– Кажется, Бог отвернулся от нас, ежели от этого чиряка мы не можем избавиться… Но слово есть слово…
– Но слово может быть и другим, – сказал Павло. – Ты говорил о старосте Струсе. Вот и отпусти вместе их с Хайлом в открытое поле – слово о Хайле сдержано, а Струсь – милован…
– Так и поступим.
– А Струсю скажи, что Хайло загрыз шляхтича того Григора Цурковского. Покажи ему голову… А затем вместе и отпусти.
– Верно, Павло, и этого слизняка зарубит первый же вооруженный шляхтич, кто встретится им на пути…
– А если и не зарубят его, то многомудрый Струсь найдет на него по закону управу. Что там еще у тебя?
– Вот, посмотри, – сказал генеральный судья и вынул из-за пазухи тугой свиток желтой плотной бумаги со свисающим с краю обрывком красной навощенной веревочки, на которой когда-то висела печать, и протянул ее Павлу. – Мы много такого сожгли. Но этот свиток я решил почитать, что тут записано, вот – встретил знакомое имя…
– И чье же? – спросил Павло, разворачивая бумажную трубку.
– Гетмана Кшиштофа-Федора, – ответил судья.
Некий холодный огонь бледным заревом отразился в его сознании, и теперь, когда Петро Тимошенко назвал имя его предшественника на атаманстве и уряде и положил в его ладонь шершавую бумагу старой грамоты, все сошлось воедино: ночное памятование о стоянии противу запорожцев под Пятком в ряду конных копейщиков, смешавших повстанческие порядки Косинского и эта вот грамота, раскопанная козаками в гродском архиве старосты Струся и только по неисповедимому случаю не погибшая в огне и как бы переданная откуда-то кем-то посредством генерального судьи прямо в руки ему.
Что за всем этим стоит?.. Как понять сложную вязь этого знака, промыслительного о нем?..
Павло остро и пронзительно, как никогда, ощутил ничтожество свое перед этим Всеблагим и Всевидящим Оком, с таким обманным равнодушием взирающим на человечье копошение на пылинке-земле, но с глубокой любовью, – конечно, с любовью, ибо зрит и мыслит о каждом сущем Оно, – и его убогому разуму как это понять, охватить?.. И вот – эта грамота из его прошлого, переданное Богом его недостоинству, – грамота и предначертание о будущем, что и его самого ожидает… Благ Господь!..
Павло поднялся и подошел к походному складню. Взял теплую медь на ладонь, осенил себя крестным знамением и поцеловал. Затем вернулся к судье и сказал:
– Зачем ты развернул этот свиток?
– Не знаю. Просто развернул, ибо полюбопытствовал.

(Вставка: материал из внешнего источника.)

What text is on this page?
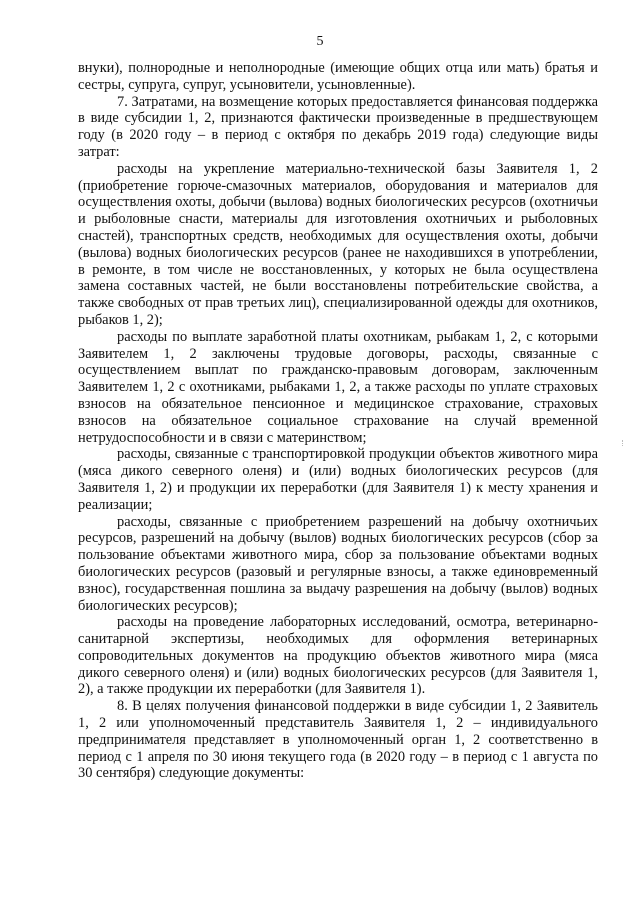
5

внуки), полнородные и неполнородные (имеющие общих отца или мать) братья и сестры, супруга, супруг, усыновители, усыновленные).

7. Затратами, на возмещение которых предоставляется финансовая поддержка в виде субсидии 1, 2, признаются фактически произведенные в предшествующем году (в 2020 году – в период с октября по декабрь 2019 года) следующие виды затрат:

расходы на укрепление материально-технической базы Заявителя 1, 2 (приобретение горюче-смазочных материалов, оборудования и материалов для осуществления охоты, добычи (вылова) водных биологических ресурсов (охотничьи и рыболовные снасти, материалы для изготовления охотничьих и рыболовных снастей), транспортных средств, необходимых для осуществления охоты, добычи (вылова) водных биологических ресурсов (ранее не находившихся в употреблении, в ремонте, в том числе не восстановленных, у которых не была осуществлена замена составных частей, не были восстановлены потребительские свойства, а также свободных от прав третьих лиц), специализированной одежды для охотников, рыбаков 1, 2);

расходы по выплате заработной платы охотникам, рыбакам 1, 2, с которыми Заявителем 1, 2 заключены трудовые договоры, расходы, связанные с осуществлением выплат по гражданско-правовым договорам, заключенным Заявителем 1, 2 с охотниками, рыбаками 1, 2, а также расходы по уплате страховых взносов на обязательное пенсионное и медицинское страхование, страховых взносов на обязательное социальное страхование на случай временной нетрудоспособности и в связи с материнством;

расходы, связанные с транспортировкой продукции объектов животного мира (мяса дикого северного оленя) и (или) водных биологических ресурсов (для Заявителя 1, 2) и продукции их переработки (для Заявителя 1) к месту хранения и реализации;

расходы, связанные с приобретением разрешений на добычу охотничьих ресурсов, разрешений на добычу (вылов) водных биологических ресурсов (сбор за пользование объектами животного мира, сбор за пользование объектами водных биологических ресурсов (разовый и регулярные взносы, а также единовременный взнос), государственная пошлина за выдачу разрешения на добычу (вылов) водных биологических ресурсов);

расходы на проведение лабораторных исследований, осмотра, ветеринарно-санитарной экспертизы, необходимых для оформления ветеринарных сопроводительных документов на продукцию объектов животного мира (мяса дикого северного оленя) и (или) водных биологических ресурсов (для Заявителя 1, 2), а также продукции их переработки (для Заявителя 1).

8. В целях получения финансовой поддержки в виде субсидии 1, 2 Заявитель 1, 2 или уполномоченный представитель Заявителя 1, 2 – индивидуального предпринимателя представляет в уполномоченный орган 1, 2 соответственно в период с 1 апреля по 30 июня текущего года (в 2020 году – в период с 1 августа по 30 сентября) следующие документы:
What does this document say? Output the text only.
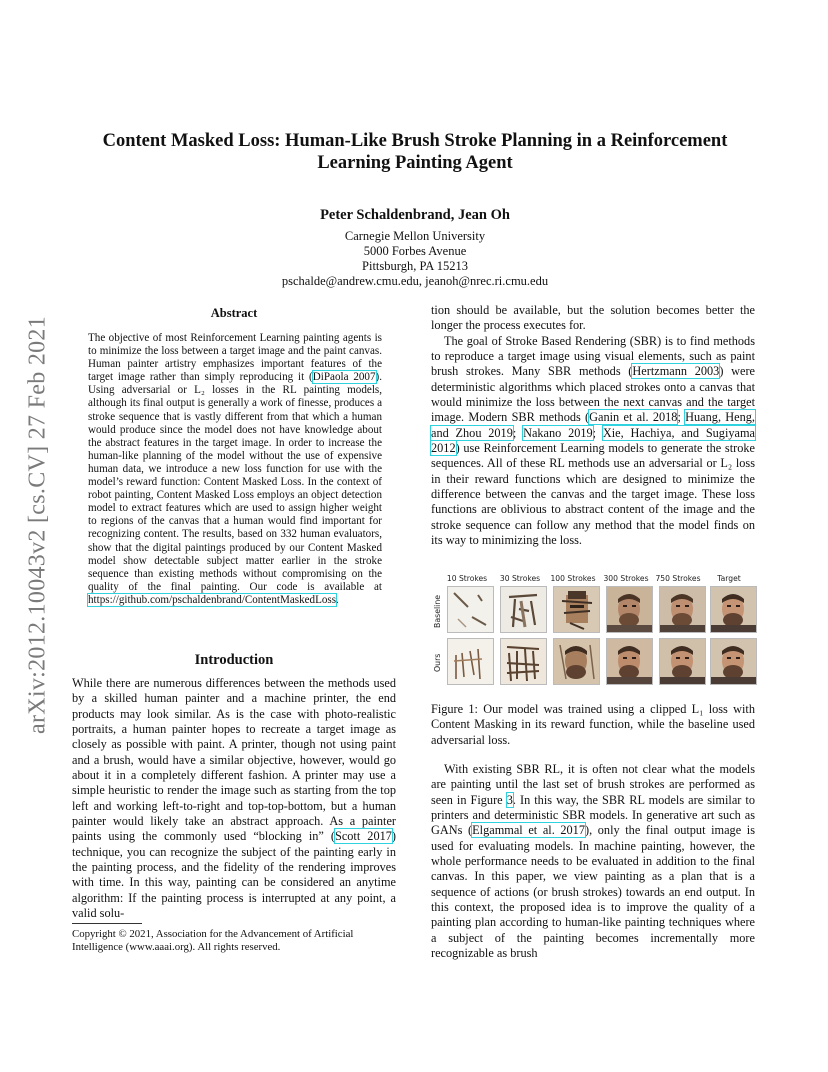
Content Masked Loss: Human-Like Brush Stroke Planning in a Reinforcement Learning Painting Agent
Peter Schaldenbrand, Jean Oh
Carnegie Mellon University
5000 Forbes Avenue
Pittsburgh, PA 15213
pschalde@andrew.cmu.edu, jeanoh@nrec.ri.cmu.edu
arXiv:2012.10043v2 [cs.CV] 27 Feb 2021
Abstract
The objective of most Reinforcement Learning painting agents is to minimize the loss between a target image and the paint canvas. Human painter artistry emphasizes important features of the target image rather than simply reproducing it (DiPaola 2007). Using adversarial or L₂ losses in the RL painting models, although its final output is generally a work of finesse, produces a stroke sequence that is vastly different from that which a human would produce since the model does not have knowledge about the abstract features in the target image. In order to increase the human-like planning of the model without the use of expensive human data, we introduce a new loss function for use with the model’s reward function: Content Masked Loss. In the context of robot painting, Content Masked Loss employs an object detection model to extract features which are used to assign higher weight to regions of the canvas that a human would find important for recognizing content. The results, based on 332 human evaluators, show that the digital paintings produced by our Content Masked model show detectable subject matter earlier in the stroke sequence than existing methods without compromising on the quality of the final painting. Our code is available at https://github.com/pschaldenbrand/ContentMaskedLoss.
Introduction
While there are numerous differences between the methods used by a skilled human painter and a machine printer, the end products may look similar. As is the case with photo-realistic portraits, a human painter hopes to recreate a target image as closely as possible with paint. A printer, though not using paint and a brush, would have a similar objective, however, would go about it in a completely different fashion. A printer may use a simple heuristic to render the image such as starting from the top left and working left-to-right and top-top-bottom, but a human painter would likely take an abstract approach. As a painter paints using the commonly used “blocking in” (Scott 2017) technique, you can recognize the subject of the painting early in the painting process, and the fidelity of the rendering improves with time. In this way, painting can be considered an anytime algorithm: If the painting process is interrupted at any point, a valid solu-
Copyright © 2021, Association for the Advancement of Artificial Intelligence (www.aaai.org). All rights reserved.

tion should be available, but the solution becomes better the longer the process executes for.

The goal of Stroke Based Rendering (SBR) is to find methods to reproduce a target image using visual elements, such as paint brush strokes. Many SBR methods (Hertzmann 2003) were deterministic algorithms which placed strokes onto a canvas that would minimize the loss between the next canvas and the target image. Modern SBR methods (Ganin et al. 2018; Huang, Heng, and Zhou 2019; Nakano 2019; Xie, Hachiya, and Sugiyama 2012) use Reinforcement Learning models to generate the stroke sequences. All of these RL methods use an adversarial or L₂ loss in their reward functions which are designed to minimize the difference between the canvas and the target image. These loss functions are oblivious to abstract content of the image and the stroke sequence can follow any method that the model finds on its way to minimizing the loss.

10 Strokes	30 Strokes	100 Strokes	300 Strokes 750 Strokes	Target
Baseline
Ours
Figure 1: Our model was trained using a clipped L₁ loss with Content Masking in its reward function, while the baseline used adversarial loss.
With existing SBR RL, it is often not clear what the models are painting until the last set of brush strokes are performed as seen in Figure 3. In this way, the SBR RL models are similar to printers and deterministic SBR models. In generative art such as GANs (Elgammal et al. 2017), only the final output image is used for evaluating models. In machine painting, however, the whole performance needs to be evaluated in addition to the final canvas. In this paper, we view painting as a plan that is a sequence of actions (or brush strokes) towards an end output. In this context, the proposed idea is to improve the quality of a painting plan according to human-like painting techniques where a subject of the painting becomes incrementally more recognizable as brush
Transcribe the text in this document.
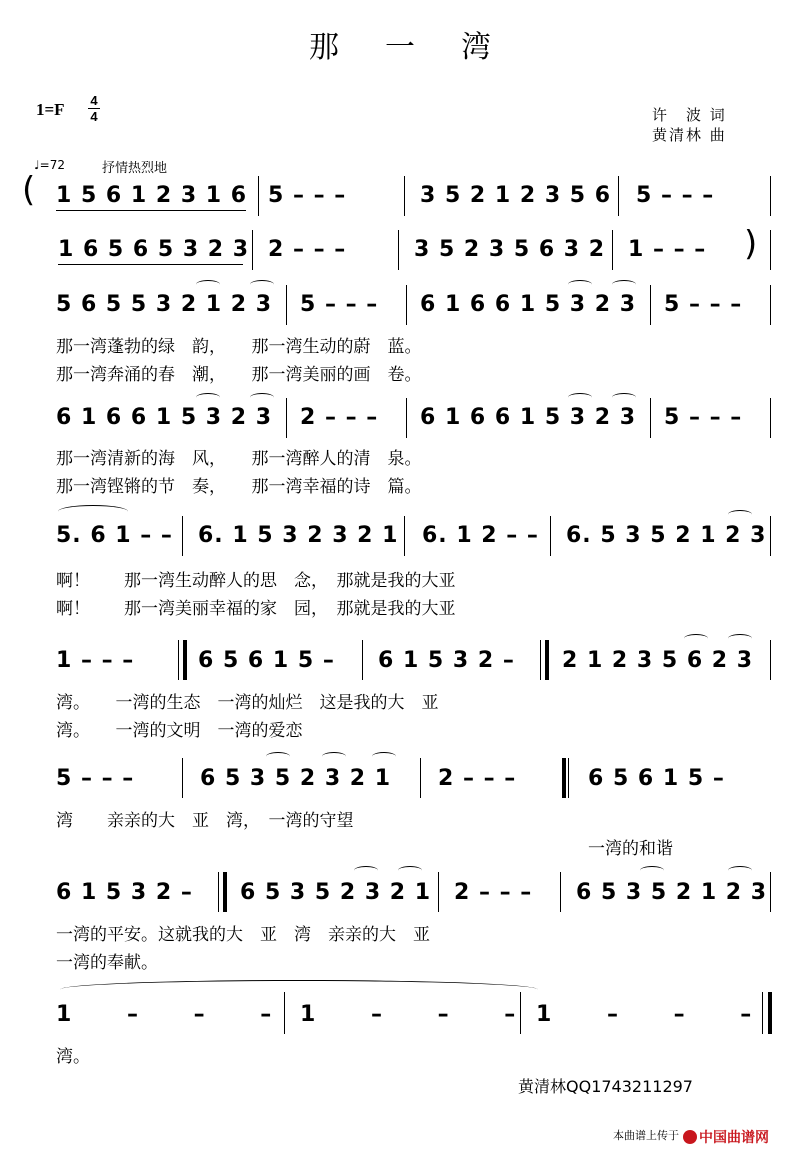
那一湾
1=F 4
4	许　波 词
黄清林 曲
♩=72	抒情热烈地
( 1 5 6 1 2 3 1 6 5 – – –	3 5 2 1 2 3 5 6 5 – – –
1 6 5 6 5 3 2 3 2 – – –	3 5 2 3 5 6 3 2 1 – – – )
5 6 5 5 3 2 1 2 3 5 – – – 6 1 6 6 1 5 3 2 3 5 – – –
那一湾蓬勃的绿　韵，　　那一湾生动的蔚　蓝。
那一湾奔涌的春　潮，　　那一湾美丽的画　卷。
6 1 6 6 1 5 3 2 3 2 – – – 6 1 6 6 1 5 3 2 3 5 – – –
那一湾清新的海　风，　　那一湾醉人的清　泉。
那一湾铿锵的节　奏，　　那一湾幸福的诗　篇。
5. 6 1 – – 6. 1 5 3 2 3 2 1 6. 1 2 – – 6. 5 3 5 2 1 2 3
啊！　　那一湾生动醉人的思　念，　那就是我的大亚
啊！　　那一湾美丽幸福的家　园，　那就是我的大亚
1 – – –	6 5 6 1 5 – 6 1 5 3 2 – 2 1 2 3 5 6 2 3
湾。　　一湾的生态　一湾的灿烂　这是我的大　亚
湾。　　一湾的文明　一湾的爱恋
5 – – –	6 5 3 5 2 3 2 1 2 – – –	6 5 6 1 5 –
湾　　亲亲的大　亚　湾，　一湾的守望
一湾的和谐
6 1 5 3 2 – 6 5 3 5 2 3 2 1 2 – – – 6 5 3 5 2 1 2 3
一湾的平安。这就我的大　亚　湾　亲亲的大　亚
一湾的奉献。
1 – – – 1 – – –
1 – – –
湾。
黄清林QQ1743211297
本曲谱上传于	中国曲谱网
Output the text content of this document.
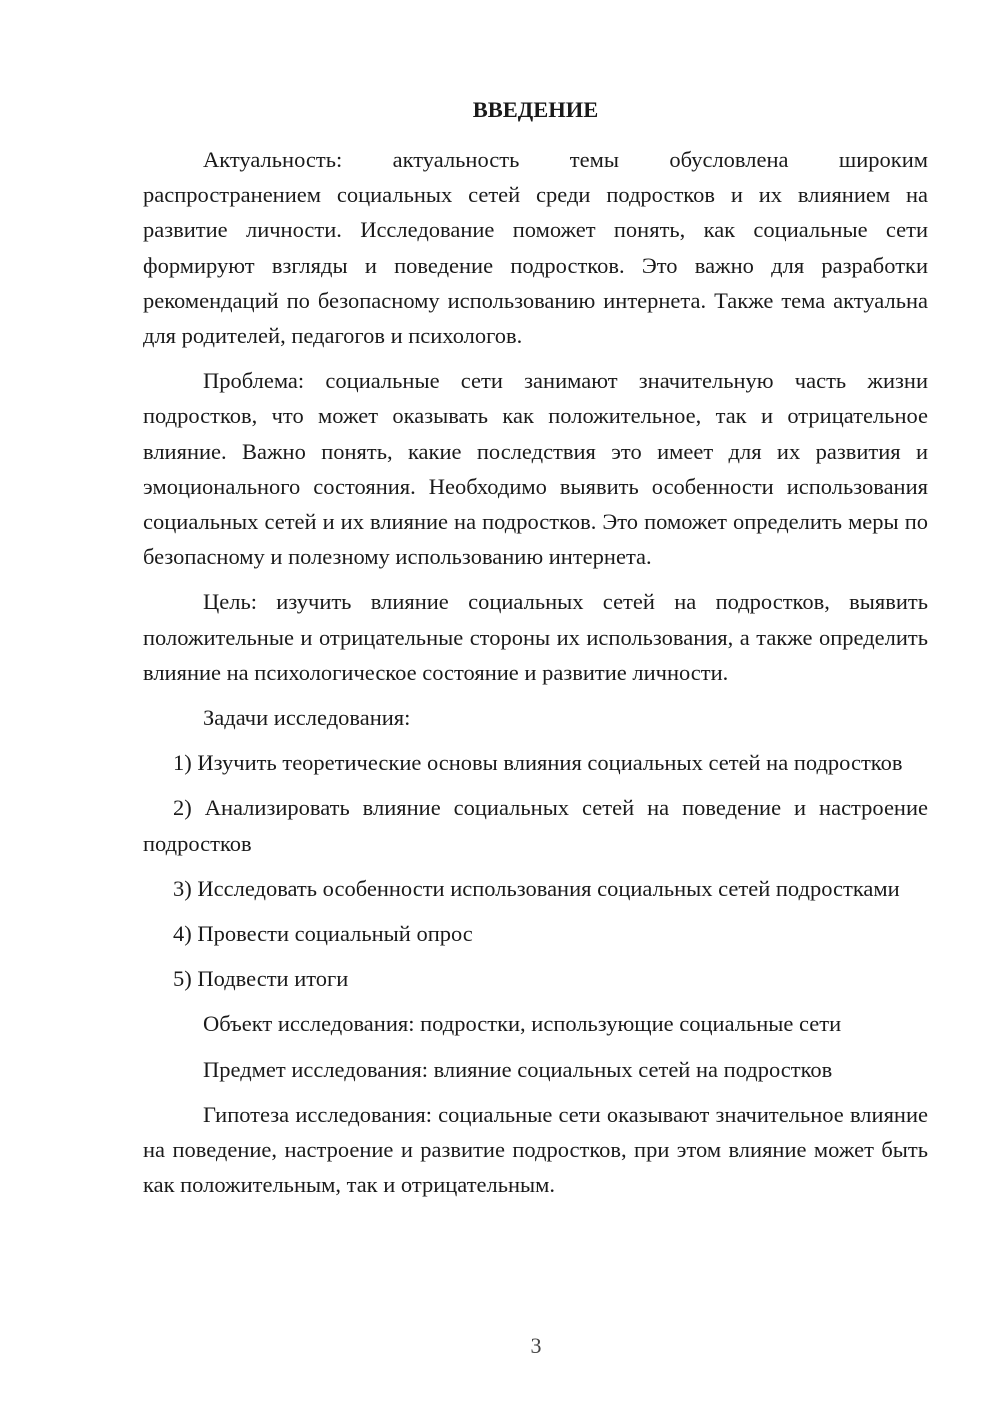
ВВЕДЕНИЕ

Актуальность: актуальность темы обусловлена широким распространением социальных сетей среди подростков и их влиянием на развитие личности. Исследование поможет понять, как социальные сети формируют взгляды и поведение подростков. Это важно для разработки рекомендаций по безопасному использованию интернета. Также тема актуальна для родителей, педагогов и психологов.

Проблема: социальные сети занимают значительную часть жизни подростков, что может оказывать как положительное, так и отрицательное влияние. Важно понять, какие последствия это имеет для их развития и эмоционального состояния. Необходимо выявить особенности использования социальных сетей и их влияние на подростков. Это поможет определить меры по безопасному и полезному использованию интернета.

Цель: изучить влияние социальных сетей на подростков, выявить положительные и отрицательные стороны их использования, а также определить влияние на психологическое состояние и развитие личности.

Задачи исследования:

1) Изучить теоретические основы влияния социальных сетей на подростков

2) Анализировать влияние социальных сетей на поведение и настроение подростков

3) Исследовать особенности использования социальных сетей подростками

4) Провести социальный опрос

5) Подвести итоги

Объект исследования: подростки, использующие социальные сети

Предмет исследования: влияние социальных сетей на подростков

Гипотеза исследования: социальные сети оказывают значительное влияние на поведение, настроение и развитие подростков, при этом влияние может быть как положительным, так и отрицательным.

3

– А до того – не любопытствовал?
– Нет. Просто все жгли. Без разбора и рассуждения. По обычаю нашему…
– Да, по обычаю… Ты никогда не задумывался о тех, кто заступит когда-нибудь наше место здесь, на нашей земле? Не о детях, а о тех, кто родится здесь от наших русских женщин через сто-двести лет?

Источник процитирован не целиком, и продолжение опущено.